The Measles & Rubella Initiative

Launched in 2001, the Measles & Rubella Initiative (M&R Initiative) is a global partnership led by the American Red Cross, United Nations Foundation, Centres for Disease Control and Prevention (CDC), UNICEF and WHO. The Initiative is committed to ensuring that no child dies from measles or is born with congenital rubella syndrome. The Initiative helps countries to plan, fund and measure efforts to stop measles and rubella for good.

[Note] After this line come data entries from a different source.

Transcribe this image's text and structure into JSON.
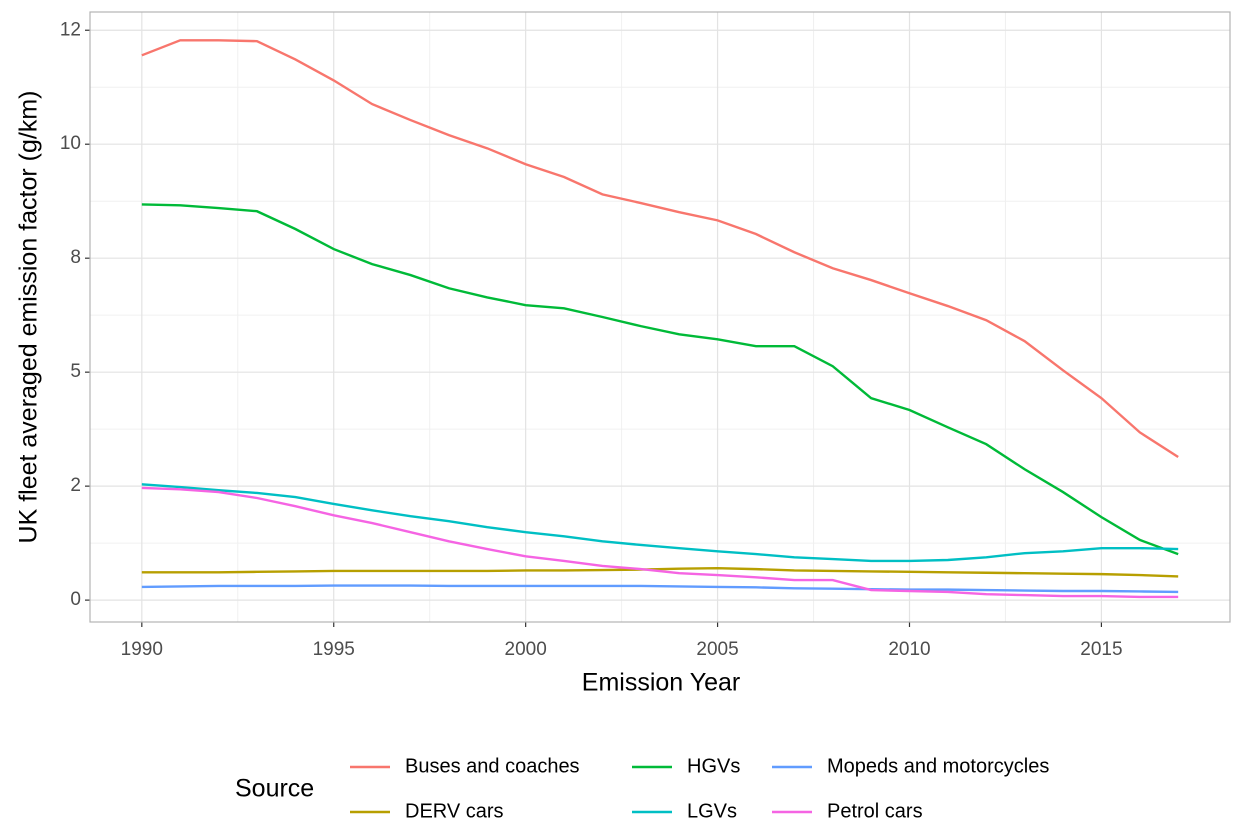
{
  "chart_data": {
    "type": "line",
    "x_label": "Emission Year",
    "y_label": "UK fleet averaged emission factor (g/km)",
    "legend_title": "Source",
    "legend_position": "bottom",
    "grid": true,
    "x": [
      1990,
      1991,
      1992,
      1993,
      1994,
      1995,
      1996,
      1997,
      1998,
      1999,
      2000,
      2001,
      2002,
      2003,
      2004,
      2005,
      2006,
      2007,
      2008,
      2009,
      2010,
      2011,
      2012,
      2013,
      2014,
      2015,
      2016,
      2017
    ],
    "xlim": [
      1988.65,
      2018.35
    ],
    "xticks": [
      1990,
      1995,
      2000,
      2005,
      2010,
      2015
    ],
    "ylim": [
      -0.48,
      12.9
    ],
    "yticks": [
      0,
      {
        "value": 2.5,
        "label": "2"
      },
      {
        "value": 5,
        "label": "5"
      },
      {
        "value": 7.5,
        "label": "8"
      },
      {
        "value": 10,
        "label": "10"
      },
      {
        "value": 12.5,
        "label": "12"
      }
    ],
    "series": [
      {
        "name": "Buses and coaches",
        "color": "#F8766D",
        "values": [
          11.95,
          12.28,
          12.28,
          12.26,
          11.86,
          11.4,
          10.88,
          10.53,
          10.2,
          9.91,
          9.56,
          9.28,
          8.9,
          8.71,
          8.51,
          8.33,
          8.03,
          7.63,
          7.28,
          7.02,
          6.73,
          6.45,
          6.14,
          5.68,
          5.04,
          4.43,
          3.68,
          3.14
        ]
      },
      {
        "name": "DERV cars",
        "color": "#B79F00",
        "values": [
          0.61,
          0.61,
          0.61,
          0.62,
          0.63,
          0.64,
          0.64,
          0.64,
          0.64,
          0.64,
          0.65,
          0.65,
          0.66,
          0.67,
          0.69,
          0.7,
          0.68,
          0.65,
          0.64,
          0.63,
          0.62,
          0.61,
          0.6,
          0.59,
          0.58,
          0.57,
          0.55,
          0.52
        ]
      },
      {
        "name": "HGVs",
        "color": "#00BA38",
        "values": [
          8.68,
          8.66,
          8.6,
          8.53,
          8.14,
          7.7,
          7.37,
          7.13,
          6.84,
          6.64,
          6.47,
          6.4,
          6.21,
          6.01,
          5.83,
          5.72,
          5.57,
          5.57,
          5.13,
          4.43,
          4.17,
          3.79,
          3.42,
          2.87,
          2.37,
          1.82,
          1.32,
          1.01
        ]
      },
      {
        "name": "LGVs",
        "color": "#00BFC4",
        "values": [
          2.54,
          2.48,
          2.41,
          2.35,
          2.26,
          2.11,
          1.97,
          1.84,
          1.73,
          1.6,
          1.49,
          1.4,
          1.29,
          1.21,
          1.14,
          1.07,
          1.01,
          0.94,
          0.9,
          0.86,
          0.86,
          0.88,
          0.94,
          1.03,
          1.07,
          1.14,
          1.14,
          1.12
        ]
      },
      {
        "name": "Mopeds and motorcycles",
        "color": "#619CFF",
        "values": [
          0.29,
          0.3,
          0.31,
          0.31,
          0.31,
          0.32,
          0.32,
          0.32,
          0.31,
          0.31,
          0.31,
          0.31,
          0.31,
          0.31,
          0.3,
          0.29,
          0.28,
          0.26,
          0.25,
          0.24,
          0.23,
          0.23,
          0.22,
          0.21,
          0.2,
          0.2,
          0.19,
          0.18
        ]
      },
      {
        "name": "Petrol cars",
        "color": "#F564E3",
        "values": [
          2.46,
          2.43,
          2.37,
          2.24,
          2.06,
          1.86,
          1.69,
          1.49,
          1.29,
          1.12,
          0.96,
          0.86,
          0.75,
          0.68,
          0.59,
          0.55,
          0.5,
          0.44,
          0.44,
          0.22,
          0.2,
          0.18,
          0.13,
          0.11,
          0.09,
          0.09,
          0.07,
          0.07
        ]
      }
    ]
  }
}
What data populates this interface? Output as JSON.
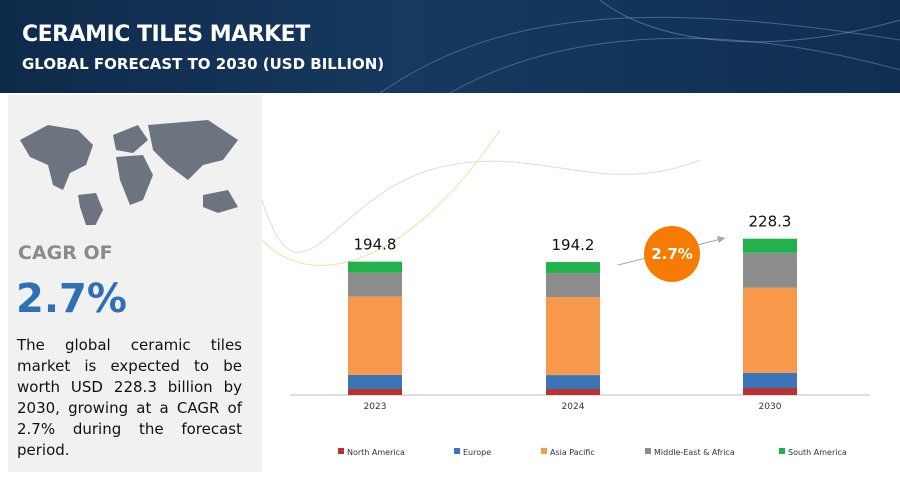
{
  "title": "CERAMIC TILES MARKET",
  "subtitle": "GLOBAL FORECAST TO 2030 (USD BILLION)",
  "cagr_heading": "CAGR OF",
  "cagr": "2.7%",
  "description": "The global ceramic tiles market is expected to be worth USD 228.3 billion by 2030, growing at a CAGR of 2.7% during the forecast period.",
  "chart_data": {
    "type": "stacked_bar",
    "categories": [
      "2023",
      "2024",
      "2030"
    ],
    "totals": [
      194.8,
      194.2,
      228.3
    ],
    "ylim": [
      0,
      260
    ],
    "series": [
      {
        "name": "North America",
        "color": "#b83232",
        "values": [
          8.8,
          8.7,
          10.2
        ]
      },
      {
        "name": "Europe",
        "color": "#3b74b8",
        "values": [
          20.5,
          20.4,
          22.0
        ]
      },
      {
        "name": "Asia Pacific",
        "color": "#f7984a",
        "values": [
          114.3,
          113.9,
          124.4
        ]
      },
      {
        "name": "Middle-East & Africa",
        "color": "#8c8c8c",
        "values": [
          35.2,
          35.1,
          51.2
        ]
      },
      {
        "name": "South America",
        "color": "#22b24c",
        "values": [
          16.0,
          16.1,
          20.5
        ]
      }
    ],
    "annotation": "2.7%",
    "annotation_color": "#f57c00"
  }
}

India’s Initiative to boost Immunization

Measles Rubella (MR) vaccine: India is committed to the goal of measles elimination and rubella control and to achieve the goal MR vaccine was introduced in the country through a campaign mode in a phased manner in 2017. MR campaign target around 41 crore children in the age group of 9 months to 15 years (covering ⅓ of the total population of the country) followed by 2 doses in routine immunization at 9-12 months and 16-24 months. Rubella component is now under routine immunization as MR vaccine.

Mission Indradhanush

  • Mission Indradhanush (MI) was launched in December 2014 and aims at increasing the full immunization coverage to children to 90%.
  • Under this drive focus is given on pockets of low immunization coverage and hard to reach areas where the proportion of unvaccinated and partially vaccinated children is highest.
  • A total of six phases of Mission Indradhanush have been completed covering 554 districts across the country.
  • It was also identified as one of the flagship schemes under Gram SwarajAbhiyan (16,850 villages across 541 districts) and Extended Gram SwarajAbhiyan (48,929 villages across 117 aspirational districts).
  • While the first two phases of Mission Indradhanush resulted in 6.7% increase in full immunization coverage in a year, a recent survey carried out in 190 districts covered in Intensified Mission Indradhanush (5th phase of Mission Indradhanush) shows 18.5% points increase in full immunization coverage as compared to NFHS-4 survey carried out in 2015-16.